David Adjmi writes theatre, film and nonfiction. He is the recipient of a Guggenheim and a Whiting Award. His new play, Stereophonic, is scheduled to premiere on Broadway next season. David’s memoir Lot Six is published by HarperCollins, and two play collections, Stunning and Other Plays and 1789/1978: Marie Antoinette and 3C, are published by TCG.

Brittany K. Allen

Brittany K. Allen

Brittany K. Allen (she/her) is a Brooklyn-based writer and actor. Her plays include RedwoodBall Change, and The Joy of Painting. Her plays have been staged and developed at Portland Center Stage, Jungle Theater, Manhattan Theater Club, The Public, Ensemble Studio Theatre, Clubbed Thumb, Studio Theatre, and KC Rep, among other places, and she currently holds commissions from Playwrights Horizons and Clubbed Thumb. Recognitions include the Daryl Roth Creative Spirit Award, the Dramatists Guild Foundation Comedic Playwriting Prize, and a Van Lier New Voices Playwriting Fellowship. She is a member of the Dorothy Strelsin New American Writers Group at Primary Stages, where she teaches on faculty. And her writing has been supported by a MacDowell fellowship, and scholarships to Bread Loaf and this very conference. Some of that writing is published; in The Kilroys’ List (Volume One), McSweeney's Quarterly Concern, Epiphany, and elsewhere.

Talene Monahon

Talene Monahon

Talene Monahon’s plays include The Good John Proctor (Bedlam Theater Company), Jane Anger (New Ohio, Shakespeare Theater of DC; 2022 Off-Broadway Alliance Best New Play Nominee), How to Load a Musket (Less than Rent; TheaterMania’s “The 10 Best Theater Productions of 2020”), Frankie & Will (MCC), and All in Good Fun (Peterborough Players). Her work has been developed by NYSAF, Bedlam Theater, Red Bull Theater, Cape Cod Theater Project, and Northern Stage. Her writing has been published by Stage Rights, The Cincinnati Review, and McSweeneys. As an actor, Talene’s credits include productions at Roundabout Theater Company, Clubbed Thumb, Playwrights Horizons, the Atlantic, MCC, New Georges, Encores!, Red Bull, La Jolla Playhouse, and Partial Comfort, as well as selected film and television. B.A. Senior Fellow, Dartmouth College.

Dan O’Brien

Dan O’Brien

Dan O’Brien’s plays include The Body of an American, The House in Scarsdale, and many others.

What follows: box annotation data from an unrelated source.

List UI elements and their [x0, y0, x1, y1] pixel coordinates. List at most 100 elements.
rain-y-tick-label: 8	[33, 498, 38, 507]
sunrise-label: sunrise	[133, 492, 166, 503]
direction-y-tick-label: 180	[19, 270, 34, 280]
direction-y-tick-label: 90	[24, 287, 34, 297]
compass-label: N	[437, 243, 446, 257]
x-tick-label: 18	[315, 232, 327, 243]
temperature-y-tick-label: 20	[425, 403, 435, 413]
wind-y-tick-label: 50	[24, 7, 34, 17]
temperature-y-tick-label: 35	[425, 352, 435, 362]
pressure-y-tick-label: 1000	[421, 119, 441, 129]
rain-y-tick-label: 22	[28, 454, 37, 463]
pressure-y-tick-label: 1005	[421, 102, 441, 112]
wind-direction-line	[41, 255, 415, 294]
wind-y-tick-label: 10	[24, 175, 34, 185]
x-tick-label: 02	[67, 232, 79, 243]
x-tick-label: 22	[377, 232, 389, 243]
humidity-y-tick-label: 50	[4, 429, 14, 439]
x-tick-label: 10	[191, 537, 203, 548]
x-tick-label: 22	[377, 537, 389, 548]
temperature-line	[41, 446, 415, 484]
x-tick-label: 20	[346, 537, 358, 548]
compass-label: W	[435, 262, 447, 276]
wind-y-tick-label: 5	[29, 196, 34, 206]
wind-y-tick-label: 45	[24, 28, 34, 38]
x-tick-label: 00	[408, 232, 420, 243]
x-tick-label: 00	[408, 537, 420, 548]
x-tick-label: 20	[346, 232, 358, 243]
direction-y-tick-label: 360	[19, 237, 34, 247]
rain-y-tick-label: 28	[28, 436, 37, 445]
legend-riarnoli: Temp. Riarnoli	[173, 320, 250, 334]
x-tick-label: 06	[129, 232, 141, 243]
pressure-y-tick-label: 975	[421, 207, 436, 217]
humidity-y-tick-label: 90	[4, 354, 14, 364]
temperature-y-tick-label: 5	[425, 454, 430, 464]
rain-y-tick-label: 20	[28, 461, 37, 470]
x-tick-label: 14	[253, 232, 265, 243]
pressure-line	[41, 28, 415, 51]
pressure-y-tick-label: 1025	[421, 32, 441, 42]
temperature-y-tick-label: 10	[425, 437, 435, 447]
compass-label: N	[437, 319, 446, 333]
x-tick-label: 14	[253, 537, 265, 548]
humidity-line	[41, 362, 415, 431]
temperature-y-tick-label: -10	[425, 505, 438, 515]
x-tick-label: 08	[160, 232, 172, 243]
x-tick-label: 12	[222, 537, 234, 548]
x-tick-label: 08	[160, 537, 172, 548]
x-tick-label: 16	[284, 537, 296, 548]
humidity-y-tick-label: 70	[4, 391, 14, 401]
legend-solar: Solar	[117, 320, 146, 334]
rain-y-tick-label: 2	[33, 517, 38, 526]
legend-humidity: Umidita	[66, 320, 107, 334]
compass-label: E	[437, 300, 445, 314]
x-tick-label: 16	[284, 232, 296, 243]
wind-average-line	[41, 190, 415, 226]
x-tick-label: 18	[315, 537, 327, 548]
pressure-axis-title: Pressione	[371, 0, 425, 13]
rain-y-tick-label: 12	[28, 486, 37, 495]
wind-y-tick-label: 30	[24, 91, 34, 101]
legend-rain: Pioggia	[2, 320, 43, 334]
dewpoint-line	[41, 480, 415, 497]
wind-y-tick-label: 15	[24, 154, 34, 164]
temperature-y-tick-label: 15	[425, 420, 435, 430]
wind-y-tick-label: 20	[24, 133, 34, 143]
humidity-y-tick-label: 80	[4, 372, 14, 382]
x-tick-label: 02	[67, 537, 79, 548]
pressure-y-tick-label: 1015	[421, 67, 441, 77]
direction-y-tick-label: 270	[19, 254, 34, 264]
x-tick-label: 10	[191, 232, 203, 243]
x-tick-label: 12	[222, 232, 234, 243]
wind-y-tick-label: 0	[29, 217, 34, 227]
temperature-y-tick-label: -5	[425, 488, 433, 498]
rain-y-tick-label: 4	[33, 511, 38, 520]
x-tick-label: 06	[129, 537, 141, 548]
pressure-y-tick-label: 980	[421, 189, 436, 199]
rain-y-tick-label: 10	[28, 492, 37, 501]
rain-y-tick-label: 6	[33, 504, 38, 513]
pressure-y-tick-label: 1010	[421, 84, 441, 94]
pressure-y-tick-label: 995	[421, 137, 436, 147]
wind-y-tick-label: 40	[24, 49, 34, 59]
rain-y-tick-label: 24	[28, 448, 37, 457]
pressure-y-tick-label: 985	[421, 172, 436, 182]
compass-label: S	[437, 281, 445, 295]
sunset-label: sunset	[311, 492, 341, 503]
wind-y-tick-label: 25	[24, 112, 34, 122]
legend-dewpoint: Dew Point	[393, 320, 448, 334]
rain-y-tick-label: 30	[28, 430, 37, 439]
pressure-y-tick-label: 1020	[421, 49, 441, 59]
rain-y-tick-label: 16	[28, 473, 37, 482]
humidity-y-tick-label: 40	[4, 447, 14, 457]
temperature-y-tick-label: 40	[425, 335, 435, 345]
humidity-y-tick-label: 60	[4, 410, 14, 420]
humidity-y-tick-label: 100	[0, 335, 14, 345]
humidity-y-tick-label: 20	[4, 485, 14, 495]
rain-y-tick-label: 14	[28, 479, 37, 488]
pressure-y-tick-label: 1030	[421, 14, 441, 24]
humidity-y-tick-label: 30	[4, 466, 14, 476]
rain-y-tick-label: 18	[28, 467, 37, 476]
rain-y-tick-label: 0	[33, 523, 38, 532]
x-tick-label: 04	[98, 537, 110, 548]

Recognition for his work includes a Guggenheim Fellowship, two PEN America Awards, the Horton Foote Prize, the Edward M. Kennedy Prize, and the L. Arnold Weissberger Award. He is also an essayist and an award-winning poet. In 2021, he published Our Cancers: A Chronicle in Poems (Acre Books) and A Story That Happens: On Playwriting, Childhood, & Other Traumas (Dalkey Archive Press, US / CB Editions, UK).